The last month or two, my digestive symptoms have gotten vastly worse, and new ones added in. I've had the nausea, vomiting, and fatigue the entire year I've had the other problems. But now it's so hard to eat that I just don't anymore. Either because my stomach cramps so badly that I have to stop, or my stomach distends so much that I get short of breath, or I'm full after 3 bites. I'm plagued by nausea 24/7, intermittent vomiting, unexplained rashes(I've had those the full year also though), swelling of my hands and feet, chills and sweating, and a host of other intermittent things. I've lost 11 pounds in the last month without trying, I've tried every drugstore remedy, tecta, proton pump inhibitors, eliminating the "trigger" foods like soy and dairy and gluten. I'm on constant prochlorazine or maxeron for nausea, now buscopan before every meal to keep my stomach from cramping, antibiotics, opiods for pain, codeine for pain, medication to help me sleep, low grade antidepressants that block nerve pain signals, birth control pills to keep ovarian cysts from growing, and all of the OTC meds that give me some relief.
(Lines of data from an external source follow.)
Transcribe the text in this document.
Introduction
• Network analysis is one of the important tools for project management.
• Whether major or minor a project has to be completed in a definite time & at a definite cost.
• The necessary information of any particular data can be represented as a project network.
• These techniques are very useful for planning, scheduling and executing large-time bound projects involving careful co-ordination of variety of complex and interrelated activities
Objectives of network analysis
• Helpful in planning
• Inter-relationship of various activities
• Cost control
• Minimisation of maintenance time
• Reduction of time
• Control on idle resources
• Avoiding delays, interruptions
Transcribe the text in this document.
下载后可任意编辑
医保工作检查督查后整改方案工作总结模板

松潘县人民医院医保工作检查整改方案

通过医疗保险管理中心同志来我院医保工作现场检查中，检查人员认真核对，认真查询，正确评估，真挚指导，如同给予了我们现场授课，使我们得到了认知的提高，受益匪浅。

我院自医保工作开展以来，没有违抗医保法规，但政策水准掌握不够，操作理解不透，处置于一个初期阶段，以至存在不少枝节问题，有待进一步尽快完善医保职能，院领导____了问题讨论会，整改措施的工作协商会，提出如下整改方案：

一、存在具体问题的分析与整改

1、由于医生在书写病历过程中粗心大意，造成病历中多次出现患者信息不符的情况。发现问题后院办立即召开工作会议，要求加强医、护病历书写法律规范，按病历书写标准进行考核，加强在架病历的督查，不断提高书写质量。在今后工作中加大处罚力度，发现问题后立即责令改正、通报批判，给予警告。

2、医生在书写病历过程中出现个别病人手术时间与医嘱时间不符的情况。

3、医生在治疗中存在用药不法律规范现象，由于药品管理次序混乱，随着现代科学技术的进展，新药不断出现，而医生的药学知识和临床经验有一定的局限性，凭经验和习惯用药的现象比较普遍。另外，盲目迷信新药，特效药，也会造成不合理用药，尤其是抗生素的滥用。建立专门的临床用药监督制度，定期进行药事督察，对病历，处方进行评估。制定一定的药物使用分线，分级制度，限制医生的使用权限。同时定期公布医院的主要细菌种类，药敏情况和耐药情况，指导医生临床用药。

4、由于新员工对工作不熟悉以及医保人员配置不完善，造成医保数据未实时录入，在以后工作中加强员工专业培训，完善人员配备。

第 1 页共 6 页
I'm 24 years old, and I'm expected to just take this all and deal with it. Expected to alter my life so that it fits what I'm able to do with all these things happening in it. To accept "I don't knows". I'm expected to have a procedure almost monthly, surgeries, colonoscopies, endoscopies, MRI, CT, labwork, breath tests. To see specialist after specialist who give me no solutions. I see the gastroenterologists next month and if they fail to find a solution, I see immunologists and so on and so forth. And I still get to see the Tom Baker in 9 months to make sure no cancer has grown. I've spent a year of my life like this. With no end in sight. I know that I'm supposed to think positive and do the best I can. But I also know that I can't have a career if I have to keep missing work. I can't focus on school if I'm focused on symptom management. I can't train as an athlete if I can't eat. I can't compete if I'm on all these medications. I can't be that fun person that my friends want me to be. And I can't focus on healing if I don't know what the problem is. All I'm able to do now is manage. Manage life, manage symptoms, manage energy. I'm 24 years old. My life should be in its prime. Exciting, driving, building. It's unbearably frustrating to see that totally slipping away some days. And I realize, for all I complained about it, I was so incredibly fortunate to have the life I had before. I'd give much to have it back.